The resulting photographs, portraits of empowered youth and the families who support them, were exhibited at STRONG Youth Art Showcase: What 2020 Gave Me, September 3, 2021.









Testimonials





“With My Grandmother”


This is my grandmother, small in stature, but a giant in my life. She is like a mother to me. She helped my mother raise me in El Salvador. I grew up in Canton Sebastian, without the support of a father, where at a young age I was introduced to street life. My family and I immigrated to this country, where I ended up celebrating my 13th birthday at an Immigration Detention Center. These detention centers are meant to kill your spirit. To me resilience is having the ability to see a bright future, even when the here and now look bleak.

—Jonathan Torres





“Generational”


My grandparents came here from El Salvador to look for better opportunities, for themselves but also keeping in mind those who would be born afterward. What's remarkable is that they would think of my siblings and me even before we were born. It has not been an easy journey for them. And it has not been an easy journey for me.
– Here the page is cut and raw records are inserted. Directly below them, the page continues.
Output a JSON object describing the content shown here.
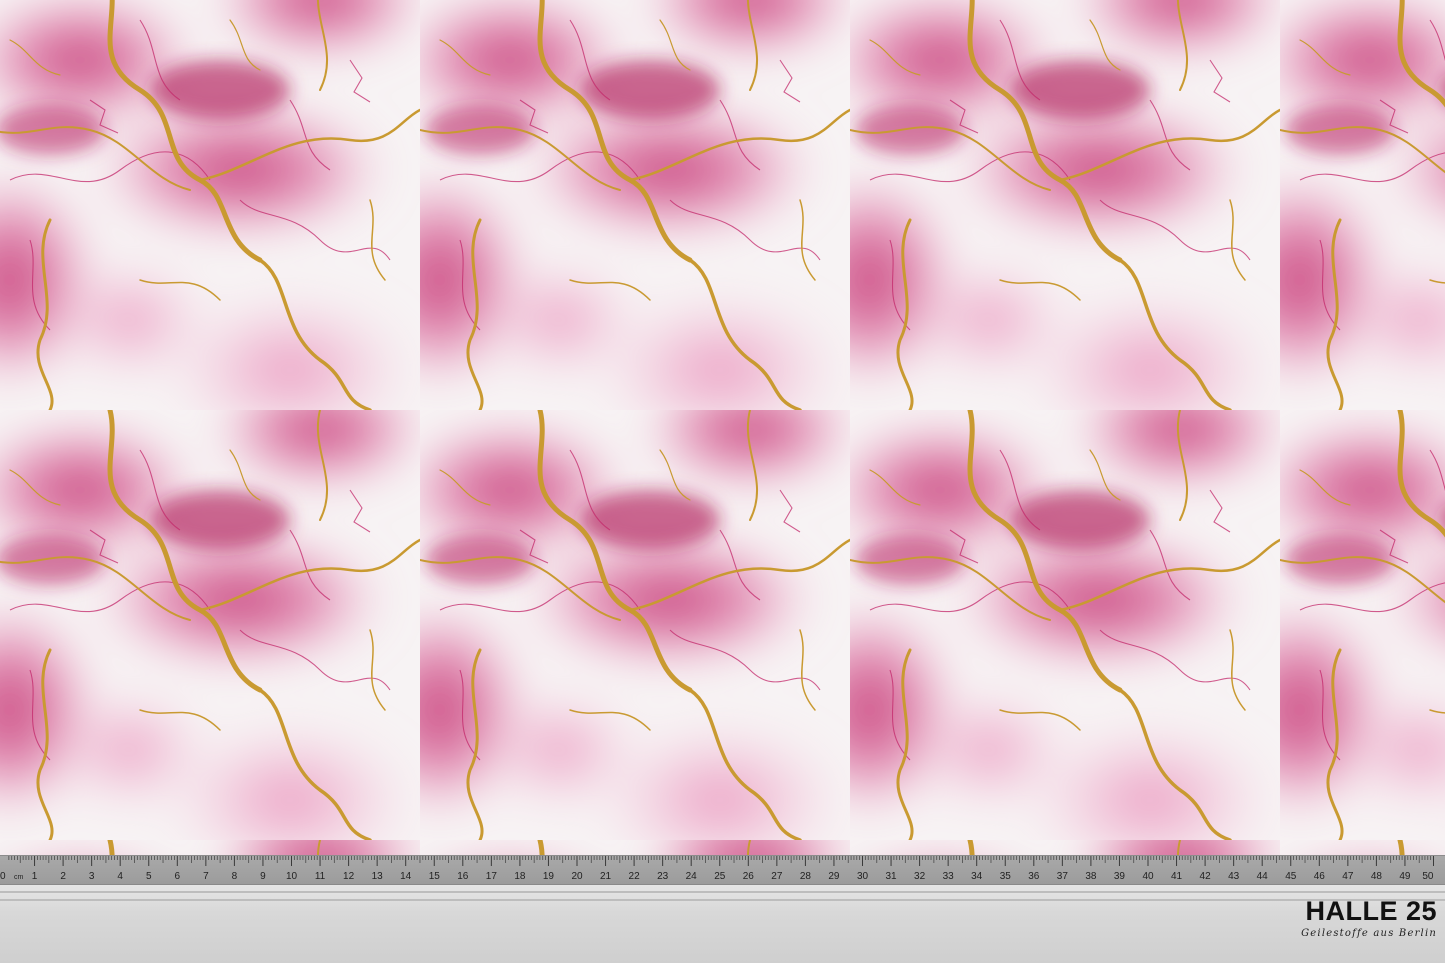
{
  "colors": {
    "marble_base": "#f6f2f3",
    "pink_light": "#ea9cc2",
    "pink_mid": "#d6588f",
    "pink_deep": "#b41f5e",
    "vein_gold": "#c9982f",
    "ruler_grey": "#a3a3a3"
  },
  "ruler": {
    "start_label": "0",
    "unit": "cm",
    "labels": [
      "1",
      "2",
      "3",
      "4",
      "5",
      "6",
      "7",
      "8",
      "9",
      "10",
      "11",
      "12",
      "13",
      "14",
      "15",
      "16",
      "17",
      "18",
      "19",
      "20",
      "21",
      "22",
      "23",
      "24",
      "25",
      "26",
      "27",
      "28",
      "29",
      "30",
      "31",
      "32",
      "33",
      "34",
      "35",
      "36",
      "37",
      "38",
      "39",
      "40",
      "41",
      "42",
      "43",
      "44",
      "45",
      "46",
      "47",
      "48",
      "49",
      "50"
    ]
  },
  "brand": {
    "name": "HALLE 25",
    "tagline": "Geilestoffe aus Berlin"
  }
}
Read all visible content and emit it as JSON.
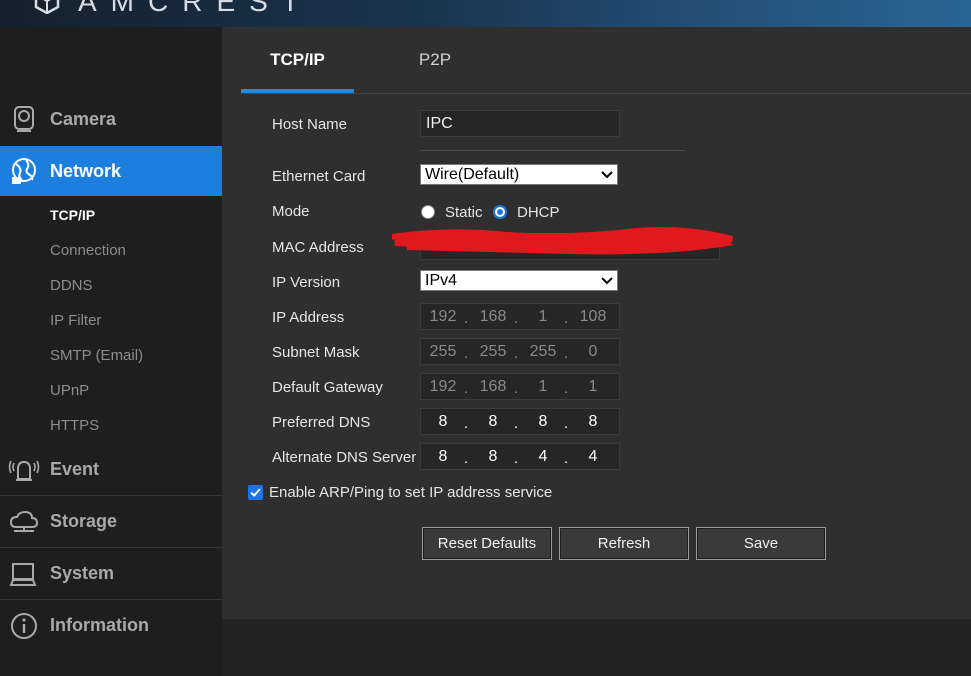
{
  "brand": {
    "logo_text": "AMCREST",
    "logo_icon": "amcrest-cube-icon"
  },
  "sidebar": {
    "items": [
      {
        "label": "Camera",
        "icon": "camera-icon"
      },
      {
        "label": "Network",
        "icon": "network-globe-icon"
      },
      {
        "label": "Event",
        "icon": "alarm-event-icon"
      },
      {
        "label": "Storage",
        "icon": "cloud-storage-icon"
      },
      {
        "label": "System",
        "icon": "computer-icon"
      },
      {
        "label": "Information",
        "icon": "info-icon"
      }
    ],
    "network_submenu": [
      "TCP/IP",
      "Connection",
      "DDNS",
      "IP Filter",
      "SMTP (Email)",
      "UPnP",
      "HTTPS"
    ],
    "active_item": "Network",
    "active_subitem": "TCP/IP"
  },
  "tabs": [
    {
      "label": "TCP/IP"
    },
    {
      "label": "P2P"
    }
  ],
  "form": {
    "host_name": {
      "label": "Host Name",
      "value": "IPC"
    },
    "ethernet_card": {
      "label": "Ethernet Card",
      "value": "Wire(Default)"
    },
    "mode": {
      "label": "Mode",
      "options": [
        "Static",
        "DHCP"
      ],
      "selected": "DHCP"
    },
    "mac_address": {
      "label": "MAC Address"
    },
    "ip_version": {
      "label": "IP Version",
      "value": "IPv4"
    },
    "ip_address": {
      "label": "IP Address",
      "octets": [
        "192",
        "168",
        "1",
        "108"
      ]
    },
    "subnet_mask": {
      "label": "Subnet Mask",
      "octets": [
        "255",
        "255",
        "255",
        "0"
      ]
    },
    "default_gateway": {
      "label": "Default Gateway",
      "octets": [
        "192",
        "168",
        "1",
        "1"
      ]
    },
    "preferred_dns": {
      "label": "Preferred DNS",
      "octets": [
        "8",
        "8",
        "8",
        "8"
      ]
    },
    "alternate_dns": {
      "label": "Alternate DNS Server",
      "octets": [
        "8",
        "8",
        "4",
        "4"
      ]
    },
    "arp_ping": {
      "label": "Enable ARP/Ping to set IP address service",
      "checked": true
    }
  },
  "buttons": {
    "reset": "Reset Defaults",
    "refresh": "Refresh",
    "save": "Save"
  },
  "colors": {
    "accent": "#1c7fe0",
    "redaction": "#e0191f",
    "content_bg": "#2f2f2f",
    "sidebar_bg": "#1e1e1e"
  }
}
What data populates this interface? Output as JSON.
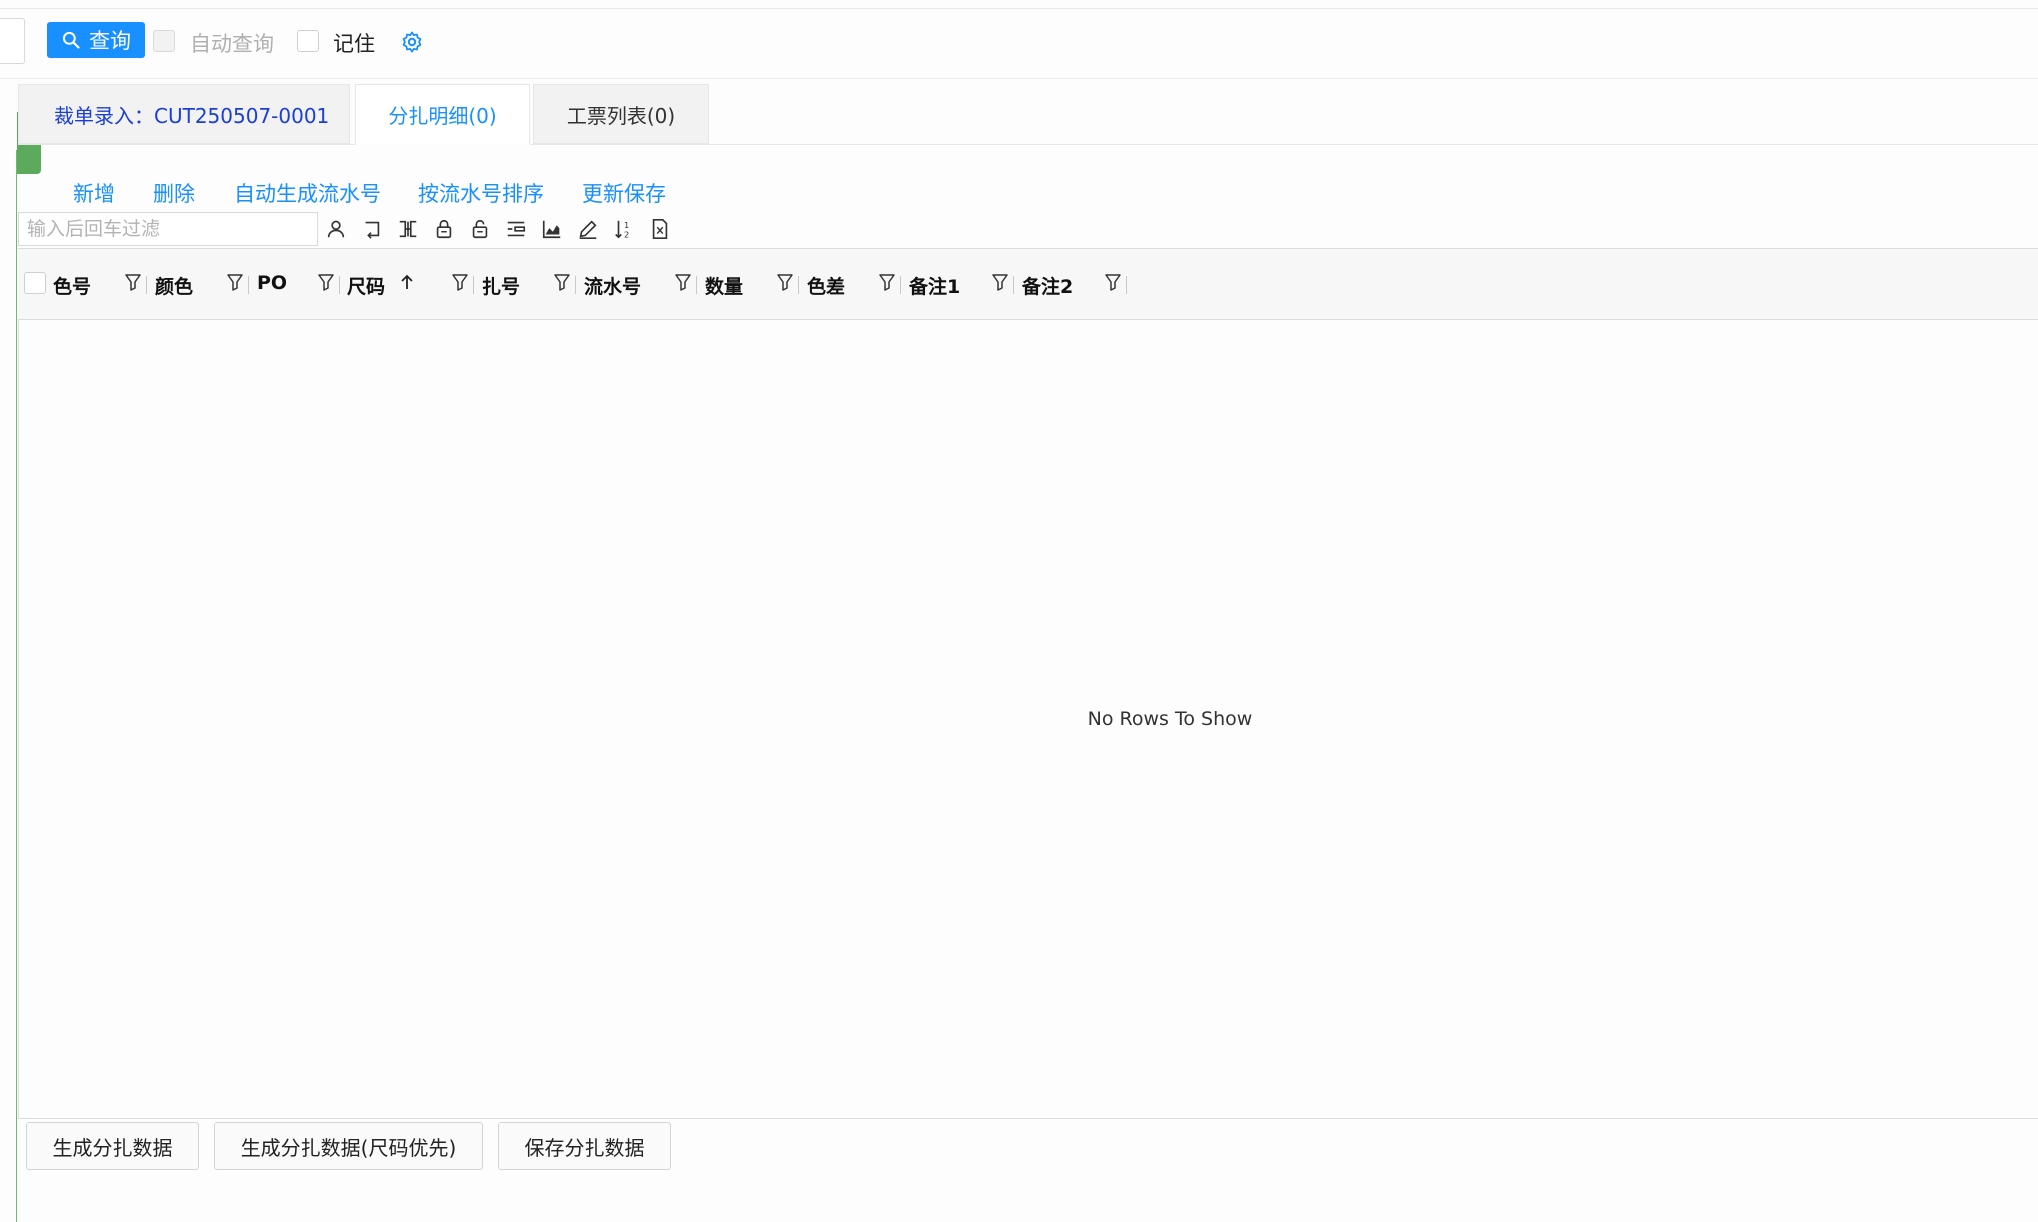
{
  "toolbar": {
    "query_label": "查询",
    "auto_query_label": "自动查询",
    "remember_label": "记住"
  },
  "tabs": [
    {
      "label": "裁单录入：CUT250507-0001",
      "state": "inactive"
    },
    {
      "label": "分扎明细(0)",
      "state": "active"
    },
    {
      "label": "工票列表(0)",
      "state": "inactive"
    }
  ],
  "actions": [
    "新增",
    "删除",
    "自动生成流水号",
    "按流水号排序",
    "更新保存"
  ],
  "grid": {
    "filter_placeholder": "输入后回车过滤",
    "toolbar_icons": [
      "user-icon",
      "return-icon",
      "columns-icon",
      "lock-icon",
      "unlock-icon",
      "list-icon",
      "chart-icon",
      "edit-icon",
      "sort-icon",
      "excel-icon"
    ],
    "columns": [
      "色号",
      "颜色",
      "PO",
      "尺码",
      "扎号",
      "流水号",
      "数量",
      "色差",
      "备注1",
      "备注2"
    ],
    "sorted_column": "尺码",
    "sort_direction": "asc",
    "empty_text": "No Rows To Show"
  },
  "bottom_buttons": [
    "生成分扎数据",
    "生成分扎数据(尺码优先)",
    "保存分扎数据"
  ],
  "colors": {
    "accent": "#1890ff",
    "tab_title": "#1a3fd6",
    "collapse": "#5cab5c"
  }
}
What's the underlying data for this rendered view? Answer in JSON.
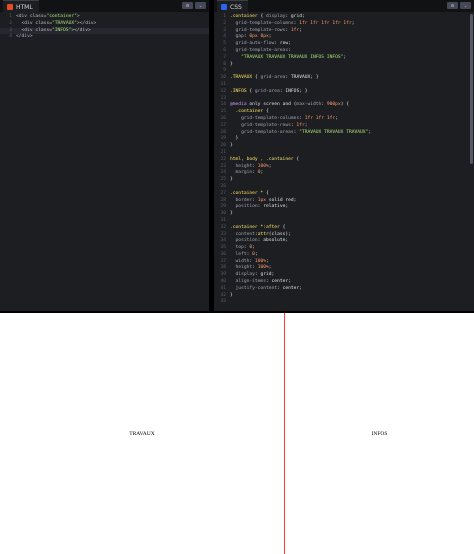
{
  "html_panel": {
    "tab_label": "HTML",
    "icon_color": "#e34c26",
    "buttons": [
      "⚙",
      "⌄"
    ],
    "lines": [
      [
        {
          "t": "<div ",
          "c": "tag"
        },
        {
          "t": "class=",
          "c": "attr"
        },
        {
          "t": "\"container\"",
          "c": "str"
        },
        {
          "t": ">",
          "c": "tag"
        }
      ],
      [
        {
          "t": "  <div ",
          "c": "tag"
        },
        {
          "t": "class=",
          "c": "attr"
        },
        {
          "t": "\"TRAVAUX\"",
          "c": "str"
        },
        {
          "t": "></div>",
          "c": "tag"
        }
      ],
      [
        {
          "t": "  <div ",
          "c": "tag"
        },
        {
          "t": "class=",
          "c": "attr"
        },
        {
          "t": "\"INFOS\"",
          "c": "str"
        },
        {
          "t": "></div>",
          "c": "tag"
        }
      ],
      [
        {
          "t": "</div>",
          "c": "tag"
        }
      ]
    ]
  },
  "css_panel": {
    "tab_label": "CSS",
    "icon_color": "#2965f1",
    "buttons": [
      "⚙",
      "⌄"
    ],
    "lines": [
      [
        {
          "t": ".container ",
          "c": "sel"
        },
        {
          "t": "{ ",
          "c": "plain"
        },
        {
          "t": "display",
          "c": "prop"
        },
        {
          "t": ": ",
          "c": "plain"
        },
        {
          "t": "grid",
          "c": "plain"
        },
        {
          "t": ";",
          "c": "plain"
        }
      ],
      [
        {
          "t": "  grid-template-columns",
          "c": "prop"
        },
        {
          "t": ": ",
          "c": "plain"
        },
        {
          "t": "1fr 1fr 1fr 1fr 1fr",
          "c": "num"
        },
        {
          "t": ";",
          "c": "plain"
        }
      ],
      [
        {
          "t": "  grid-template-rows",
          "c": "prop"
        },
        {
          "t": ": ",
          "c": "plain"
        },
        {
          "t": "1fr",
          "c": "num"
        },
        {
          "t": ";",
          "c": "plain"
        }
      ],
      [
        {
          "t": "  gap",
          "c": "prop"
        },
        {
          "t": ": ",
          "c": "plain"
        },
        {
          "t": "0px 0px",
          "c": "num"
        },
        {
          "t": ";",
          "c": "plain"
        }
      ],
      [
        {
          "t": "  grid-auto-flow",
          "c": "prop"
        },
        {
          "t": ": ",
          "c": "plain"
        },
        {
          "t": "row",
          "c": "plain"
        },
        {
          "t": ";",
          "c": "plain"
        }
      ],
      [
        {
          "t": "  grid-template-areas",
          "c": "prop"
        },
        {
          "t": ":",
          "c": "plain"
        }
      ],
      [
        {
          "t": "    \"TRAVAUX TRAVAUX TRAVAUX INFOS INFOS\"",
          "c": "str"
        },
        {
          "t": ";",
          "c": "plain"
        }
      ],
      [
        {
          "t": "}",
          "c": "plain"
        }
      ],
      [],
      [
        {
          "t": ".TRAVAUX ",
          "c": "sel"
        },
        {
          "t": "{ ",
          "c": "plain"
        },
        {
          "t": "grid-area",
          "c": "prop"
        },
        {
          "t": ": ",
          "c": "plain"
        },
        {
          "t": "TRAVAUX",
          "c": "plain"
        },
        {
          "t": "; }",
          "c": "plain"
        }
      ],
      [],
      [
        {
          "t": ".INFOS ",
          "c": "sel"
        },
        {
          "t": "{ ",
          "c": "plain"
        },
        {
          "t": "grid-area",
          "c": "prop"
        },
        {
          "t": ": ",
          "c": "plain"
        },
        {
          "t": "INFOS",
          "c": "plain"
        },
        {
          "t": "; }",
          "c": "plain"
        }
      ],
      [],
      [
        {
          "t": "@media ",
          "c": "kw"
        },
        {
          "t": "only screen and ",
          "c": "plain"
        },
        {
          "t": "(",
          "c": "plain"
        },
        {
          "t": "max-width",
          "c": "prop"
        },
        {
          "t": ": ",
          "c": "plain"
        },
        {
          "t": "900px",
          "c": "num"
        },
        {
          "t": ") {",
          "c": "plain"
        }
      ],
      [
        {
          "t": "  .container ",
          "c": "sel"
        },
        {
          "t": "{",
          "c": "plain"
        }
      ],
      [
        {
          "t": "    grid-template-columns",
          "c": "prop"
        },
        {
          "t": ": ",
          "c": "plain"
        },
        {
          "t": "1fr 1fr 1fr",
          "c": "num"
        },
        {
          "t": ";",
          "c": "plain"
        }
      ],
      [
        {
          "t": "    grid-template-rows",
          "c": "prop"
        },
        {
          "t": ": ",
          "c": "plain"
        },
        {
          "t": "1fr",
          "c": "num"
        },
        {
          "t": ";",
          "c": "plain"
        }
      ],
      [
        {
          "t": "    grid-template-areas",
          "c": "prop"
        },
        {
          "t": ": ",
          "c": "plain"
        },
        {
          "t": "\"TRAVAUX TRAVAUX TRAVAUX\"",
          "c": "str"
        },
        {
          "t": ";",
          "c": "plain"
        }
      ],
      [
        {
          "t": "  }",
          "c": "plain"
        }
      ],
      [
        {
          "t": "}",
          "c": "plain"
        }
      ],
      [],
      [
        {
          "t": "html, body , .container ",
          "c": "sel"
        },
        {
          "t": "{",
          "c": "plain"
        }
      ],
      [
        {
          "t": "  height",
          "c": "prop"
        },
        {
          "t": ": ",
          "c": "plain"
        },
        {
          "t": "100%",
          "c": "num"
        },
        {
          "t": ";",
          "c": "plain"
        }
      ],
      [
        {
          "t": "  margin",
          "c": "prop"
        },
        {
          "t": ": ",
          "c": "plain"
        },
        {
          "t": "0",
          "c": "num"
        },
        {
          "t": ";",
          "c": "plain"
        }
      ],
      [
        {
          "t": "}",
          "c": "plain"
        }
      ],
      [],
      [
        {
          "t": ".container * ",
          "c": "sel"
        },
        {
          "t": "{",
          "c": "plain"
        }
      ],
      [
        {
          "t": "  border",
          "c": "prop"
        },
        {
          "t": ": ",
          "c": "plain"
        },
        {
          "t": "1px ",
          "c": "num"
        },
        {
          "t": "solid red",
          "c": "plain"
        },
        {
          "t": ";",
          "c": "plain"
        }
      ],
      [
        {
          "t": "  position",
          "c": "prop"
        },
        {
          "t": ": ",
          "c": "plain"
        },
        {
          "t": "relative",
          "c": "plain"
        },
        {
          "t": ";",
          "c": "plain"
        }
      ],
      [
        {
          "t": "}",
          "c": "plain"
        }
      ],
      [],
      [
        {
          "t": ".container *:after ",
          "c": "sel"
        },
        {
          "t": "{",
          "c": "plain"
        }
      ],
      [
        {
          "t": "  content",
          "c": "prop"
        },
        {
          "t": ":",
          "c": "plain"
        },
        {
          "t": "attr",
          "c": "sel"
        },
        {
          "t": "(class);",
          "c": "plain"
        }
      ],
      [
        {
          "t": "  position",
          "c": "prop"
        },
        {
          "t": ": ",
          "c": "plain"
        },
        {
          "t": "absolute",
          "c": "plain"
        },
        {
          "t": ";",
          "c": "plain"
        }
      ],
      [
        {
          "t": "  top",
          "c": "prop"
        },
        {
          "t": ": ",
          "c": "plain"
        },
        {
          "t": "0",
          "c": "num"
        },
        {
          "t": ";",
          "c": "plain"
        }
      ],
      [
        {
          "t": "  left",
          "c": "prop"
        },
        {
          "t": ": ",
          "c": "plain"
        },
        {
          "t": "0",
          "c": "num"
        },
        {
          "t": ";",
          "c": "plain"
        }
      ],
      [
        {
          "t": "  width",
          "c": "prop"
        },
        {
          "t": ": ",
          "c": "plain"
        },
        {
          "t": "100%",
          "c": "num"
        },
        {
          "t": ";",
          "c": "plain"
        }
      ],
      [
        {
          "t": "  height",
          "c": "prop"
        },
        {
          "t": ": ",
          "c": "plain"
        },
        {
          "t": "100%",
          "c": "num"
        },
        {
          "t": ";",
          "c": "plain"
        }
      ],
      [
        {
          "t": "  display",
          "c": "prop"
        },
        {
          "t": ": ",
          "c": "plain"
        },
        {
          "t": "grid",
          "c": "plain"
        },
        {
          "t": ";",
          "c": "plain"
        }
      ],
      [
        {
          "t": "  align-items",
          "c": "prop"
        },
        {
          "t": ": ",
          "c": "plain"
        },
        {
          "t": "center",
          "c": "plain"
        },
        {
          "t": ";",
          "c": "plain"
        }
      ],
      [
        {
          "t": "  justify-content",
          "c": "prop"
        },
        {
          "t": ": ",
          "c": "plain"
        },
        {
          "t": "center",
          "c": "plain"
        },
        {
          "t": ";",
          "c": "plain"
        }
      ],
      [
        {
          "t": "}",
          "c": "plain"
        }
      ],
      []
    ]
  },
  "preview": {
    "travaux_label": "TRAVAUX",
    "infos_label": "INFOS",
    "border_color": "#ff3b3b"
  }
}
I have been through difficult times in my short life. I've been rejected by my biological father, sexually abused, displaced from one U.S. state to another. Often dismissed and misunderstood. I have been able to stand my ground and choose love instead of hate because my grandparents taught me so. I model myself on them, my heroes. Here I am and I am resilient.

—Desiree Romero





“God's Plan”


I'm a man of many words, but countless are unspoken. From a young age, I've had to overcome many obstacles. From almost dying at school at the age of 10 to now navigating the streets of Brentwood where different colors can get you killed, where streets are flooded with lethal drugs. To me that's resilience. Every day putting on a smile in the face of adversity. Resilience already exists, hidden, inside all of us, we just have to unlock it. Look at all the faces of my peers from Brentwood to Hempstead and you will see Resilience unlocked!